NO STORED-MATERIALS LINE ON HEAVY-MATERIAL SCOPES
Steel sub with $1.2M in mill orders due before erection. SOV has no stored materials line. The mill payment hits your cash in week 4. The earliest erection billing is week 14. Ten weeks of $1.2M financed out of working capital because the SOV didn’t carve out stored materials. Easy to fix at signing. Nearly impossible to fix mid-project.
PROFIT AND OVERHEAD AS A FINAL LINE
"Profit & Overhead — $48,000" sitting as the last SOV line, billed only when the job hits 100%. That means your profit gets paid — if it gets paid — after retention is released, after substantial completion, after punch list. Often 12+ months from bid. If profit is on the SOV at all, it has to bill proportionally with the work.

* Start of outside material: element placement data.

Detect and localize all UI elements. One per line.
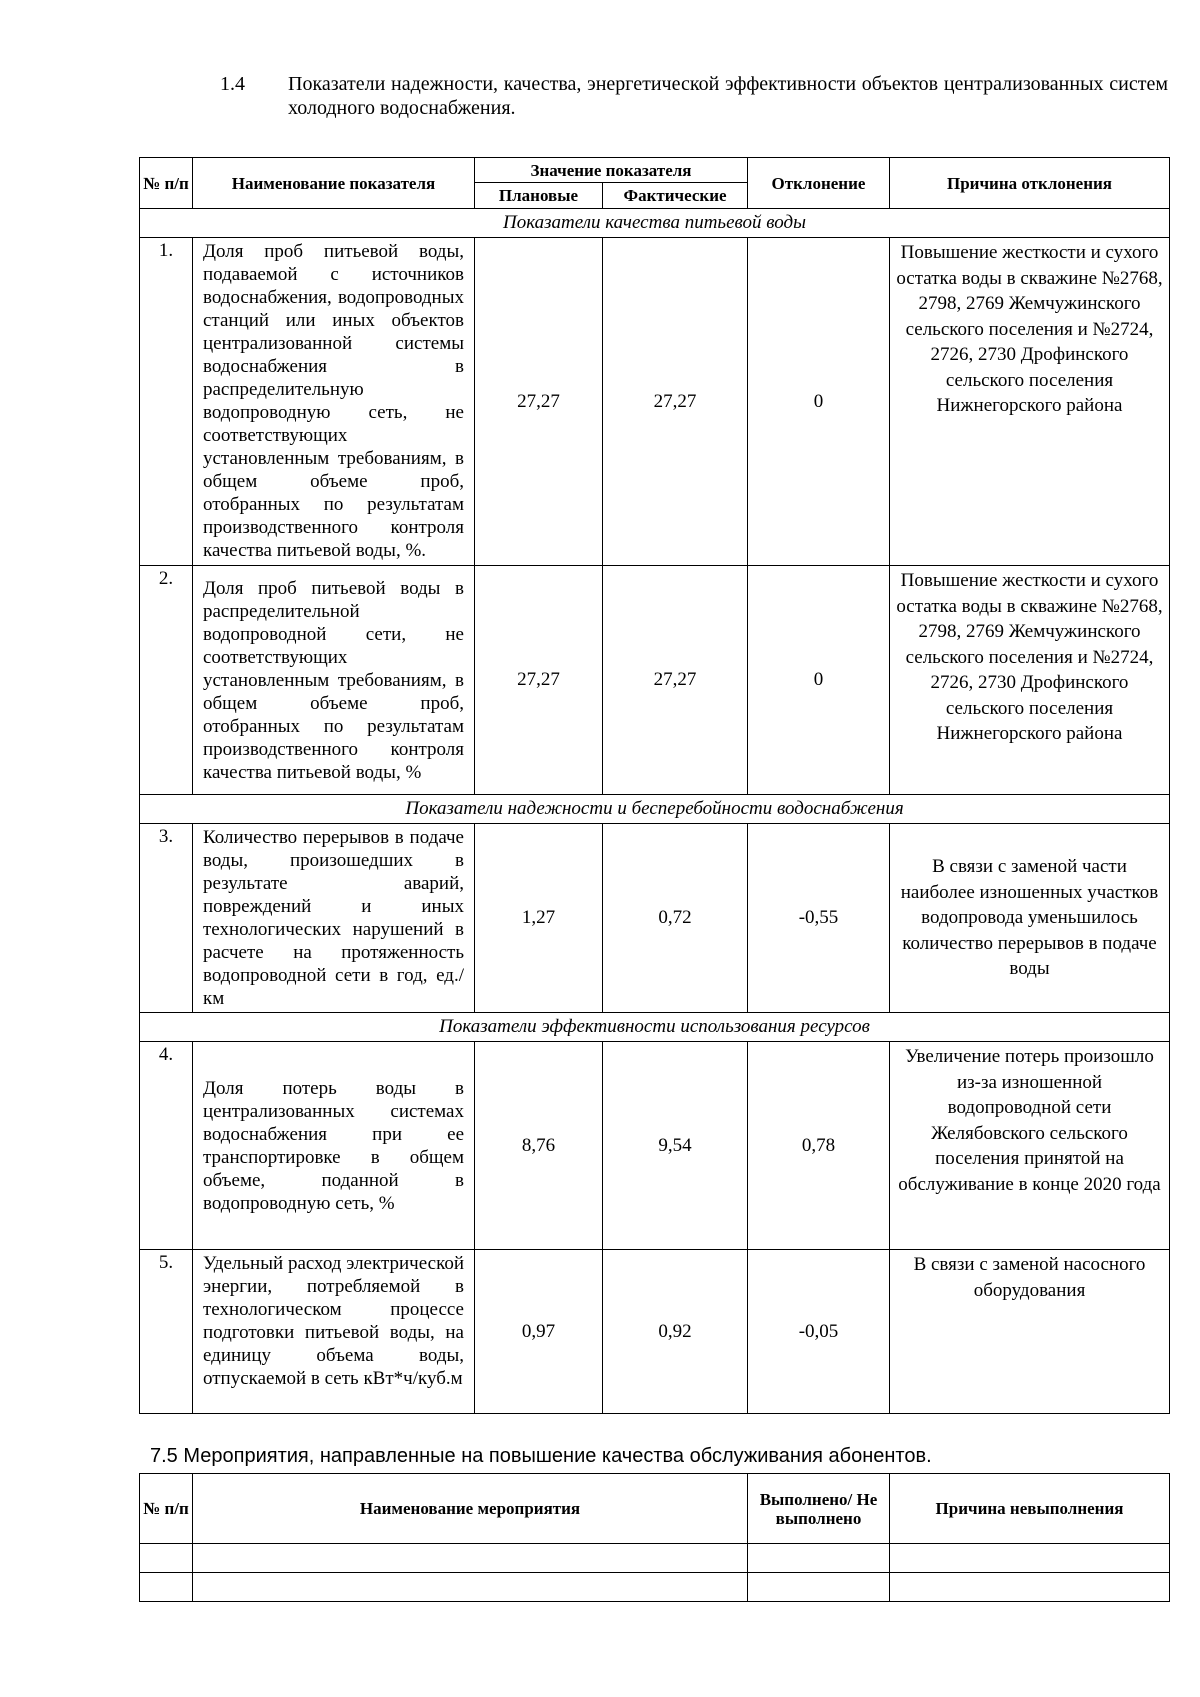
table-row xyxy=(140,1250,1170,1414)
section-title: Показатели эффективности использования ресурсов xyxy=(140,1013,1170,1042)
row-name: Доля проб питьевой воды в распределительной водопроводной сети, не соответствующих установленным требованиям, в общем объеме проб, отобранных по результатам производственного контроля качества питьевой воды, % xyxy=(193,566,475,795)
row-num: 1. xyxy=(140,238,193,566)
row-deviation: -0,05 xyxy=(748,1250,890,1414)
row-planned: 8,76 xyxy=(475,1042,603,1250)
empty-cell xyxy=(140,1573,193,1602)
header-actual: Фактические xyxy=(603,183,748,209)
row-actual: 27,27 xyxy=(603,238,748,566)
header-name: Наименование мероприятия xyxy=(193,1474,748,1544)
header-done: Выполнено/ Не выполнено xyxy=(748,1474,890,1544)
row-actual: 27,27 xyxy=(603,566,748,795)
row-num: 4. xyxy=(140,1042,193,1250)
row-deviation: 0 xyxy=(748,238,890,566)
header-num: № п/п xyxy=(140,158,193,209)
empty-cell xyxy=(193,1544,748,1573)
row-planned: 0,97 xyxy=(475,1250,603,1414)
header-name: Наименование показателя xyxy=(193,158,475,209)
row-reason: Повышение жесткости и сухого остатка воды в скважине №2768, 2798, 2769 Жемчужинского сельского поселения и №2724, 2726, 2730 Дрофинского сельского поселения Нижнегорского района xyxy=(890,566,1170,795)
row-name: Доля проб питьевой воды, подаваемой с источников водоснабжения, водопроводных станций или иных объектов централизованной системы водоснабжения в распределительную водопроводную сеть, не соответствующих установленным требованиям, в общем объеме проб, отобранных по результатам производственного контроля качества питьевой воды, %. xyxy=(193,238,475,566)
section-title: Показатели качества питьевой воды xyxy=(140,209,1170,238)
empty-cell xyxy=(193,1573,748,1602)
empty-cell xyxy=(748,1544,890,1573)
row-reason: В связи с заменой насосного оборудования xyxy=(890,1250,1170,1414)
row-num: 3. xyxy=(140,824,193,1013)
table-row xyxy=(140,566,1170,795)
table-row xyxy=(140,824,1170,1013)
row-planned: 27,27 xyxy=(475,566,603,795)
row-num: 2. xyxy=(140,566,193,795)
row-actual: 9,54 xyxy=(603,1042,748,1250)
header-planned: Плановые xyxy=(475,183,603,209)
section-heading-text: Показатели надежности, качества, энергетической эффективности объектов централизованных систем холодного водоснабжения. xyxy=(288,73,1168,119)
table-row xyxy=(140,1573,1170,1602)
section2-title: 7.5 Мероприятия, направленные на повышение качества обслуживания абонентов. xyxy=(150,1445,932,1467)
row-name: Доля потерь воды в централизованных системах водоснабжения при ее транспортировке в общем объеме, поданной в водопроводную сеть, % xyxy=(193,1042,475,1250)
row-deviation: 0,78 xyxy=(748,1042,890,1250)
row-deviation: -0,55 xyxy=(748,824,890,1013)
table-row xyxy=(140,1544,1170,1573)
empty-cell xyxy=(890,1573,1170,1602)
row-actual: 0,92 xyxy=(603,1250,748,1414)
row-actual: 0,72 xyxy=(603,824,748,1013)
empty-cell xyxy=(890,1544,1170,1573)
section-title: Показатели надежности и бесперебойности водоснабжения xyxy=(140,795,1170,824)
header-value-group: Значение показателя xyxy=(475,158,748,183)
row-reason: В связи с заменой части наиболее изношенных участков водопровода уменьшилось количество перерывов в подаче воды xyxy=(890,824,1170,1013)
header-num: № п/п xyxy=(140,1474,193,1544)
header-reason: Причина отклонения xyxy=(890,158,1170,209)
empty-cell xyxy=(140,1544,193,1573)
row-deviation: 0 xyxy=(748,566,890,795)
header-reason: Причина невыполнения xyxy=(890,1474,1170,1544)
section-number: 1.4 xyxy=(220,73,245,95)
row-name: Удельный расход электрической энергии, потребляемой в технологическом процессе подготовки питьевой воды, на единицу объема воды, отпускаемой в сеть кВт*ч/куб.м xyxy=(193,1250,475,1414)
table-row xyxy=(140,1042,1170,1250)
row-num: 5. xyxy=(140,1250,193,1414)
row-planned: 27,27 xyxy=(475,238,603,566)
empty-cell xyxy=(748,1573,890,1602)
row-reason: Увеличение потерь произошло из-за изношенной водопроводной сети Желябовского сельского поселения принятой на обслуживание в конце 2020 года xyxy=(890,1042,1170,1250)
row-name: Количество перерывов в подаче воды, произошедших в результате аварий, повреждений и иных технологических нарушений в расчете на протяженность водопроводной сети в год, ед./км xyxy=(193,824,475,1013)
header-deviation: Отклонение xyxy=(748,158,890,209)
table-row xyxy=(140,238,1170,566)
indicators-table xyxy=(139,157,1170,1414)
row-reason: Повышение жесткости и сухого остатка воды в скважине №2768, 2798, 2769 Жемчужинского сельского поселения и №2724, 2726, 2730 Дрофинского сельского поселения Нижнегорского района xyxy=(890,238,1170,566)
row-planned: 1,27 xyxy=(475,824,603,1013)
measures-table xyxy=(139,1473,1170,1602)
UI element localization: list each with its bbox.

WHAT TO PUSH FOR AT CONTRACT SIGNING
Most GC SOV templates are designed to favor the GC’s cash position, not yours. The reasonable asks during contract review:
- Higher mobilization cap (5–7% on complex scopes) with documentation of actual mobilization costs.
- Stored materials line item for any scope with mill orders, fabrication, or long-lead equipment.
- Phased line items for any single scope item over $100K.
- Reduced retention (5% instead of 10%) on properly-bonded subs with clean payment history.
- Early retention release at 50% completion on long-duration work.
You won’t win every ask. But you won’t win any of them if you don’t make them. Most GCs accept 2–3 reasonable SOV adjustments from subs they want to work with.
HOW SPM HANDLES SOV SETUP
For SPM clients at the Executive Financial tier, every new contract goes through SOV review before signing. The financial team and the PM walk the contract together. Mobilization gets sized correctly. Stored materials lines get added. Phasing gets structured for the specific scope. Retention exposure gets analyzed.
The output: SOVs that bill cleanly, dispute less, and recover cash on the right cadence. Same contracts, same GCs, same scope — different cash flow profile because the SOV was set up correctly at hour zero.
The 30 minutes you spend setting up the SOV correctly saves 90 days of cash friction over the life of the job.